Boris Palmer, der OB Tübingens, versucht es bei der nächsten Wahl als unabhängiger Kandidat. Foto: imago images/ULMER Pressebildagentur/Markus Ulmer

Unbekannte haben die Unterschriftenliste der Initiative zur Wiederwahl des Tübinger OBs gekapert. Weder der CDU-Kreisvorsitzende Christoph Naser noch die frühere SPD-Oberbürgermeisterin Brigitte Russ-Scherer haben dort ihren Namen eingetragen.

Tübingen - Die Wahlinitiative, die den Tübinger Oberbürgermeister Boris Palmer im Rennen um das Rathaus unterstützt, hat auf ihrer Homepage eine öffentliche Pro-Palmer-Unterschriftenliste angelegt. Doch längst nicht alle Unterzeichner haben sich dort selbst eingetragen. „Da sind leider Fakes darunter“, sagt Christoph Melchers, Grünen-Mitglied und einer der Initiatoren.

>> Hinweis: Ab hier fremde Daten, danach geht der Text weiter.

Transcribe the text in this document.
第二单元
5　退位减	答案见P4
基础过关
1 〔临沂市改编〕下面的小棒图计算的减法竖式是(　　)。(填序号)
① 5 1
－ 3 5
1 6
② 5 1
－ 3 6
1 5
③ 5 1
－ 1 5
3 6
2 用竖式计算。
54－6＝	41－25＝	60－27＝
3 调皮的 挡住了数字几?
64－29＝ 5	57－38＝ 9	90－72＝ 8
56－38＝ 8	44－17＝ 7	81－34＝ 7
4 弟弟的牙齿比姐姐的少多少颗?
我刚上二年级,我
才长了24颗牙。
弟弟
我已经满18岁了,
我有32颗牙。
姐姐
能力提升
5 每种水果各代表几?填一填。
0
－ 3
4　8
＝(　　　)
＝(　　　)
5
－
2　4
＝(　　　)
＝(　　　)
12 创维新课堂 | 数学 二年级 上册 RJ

Die Namen der früheren Tübinger SPD-Oberbürgermeisterin Brigitte Russ-Scherer oder Langzeit-FDP-Gemeinderat Dietmar Schöning seien wieder von der Liste gestrichen worden. „Wir werden künftig die einzelnen Unterschriften überprüfen, bevor sie online gestellt werden“, kündigt Melchers an. Über ein einfaches Formular auf der Homepage lässt sich bisher ein automatisierter Listeneintrag bewerkstelligen. „Das wird geändert, wir werden das abstellen“, sagt Melchers und wundert sich, wer hinter dem Störfeuer steckt. „Das Ganze ist wirklich ärgerlich.“

CDU-Stadtverband ist empört

Der CDU-Stadtverband zeigt sich empört über die falschen Namen. Es seien gezielt Personen verschiedener Parteien als vermeintliche Unterstützer auf die Liste gesetzt worden, die dies weder wussten noch wollten, heißt es in einer Pressemitteilung am Sonntag. Es falle „auch der CDU-Kreisvorsitzende Christoph Naser darunter, ebenso wie die Ofterdinger CDU-Ortsvorsitzende Birgit Walter, die jedoch ausdrücklich keine Unterstützung für Boris Palmer bekanntgaben“. Die Homepage verlange lediglich eine Bestätigung via E-Mail, das sei ein System, das sich leicht missbrauchen ließe und keineswegs fälschungssicher sei.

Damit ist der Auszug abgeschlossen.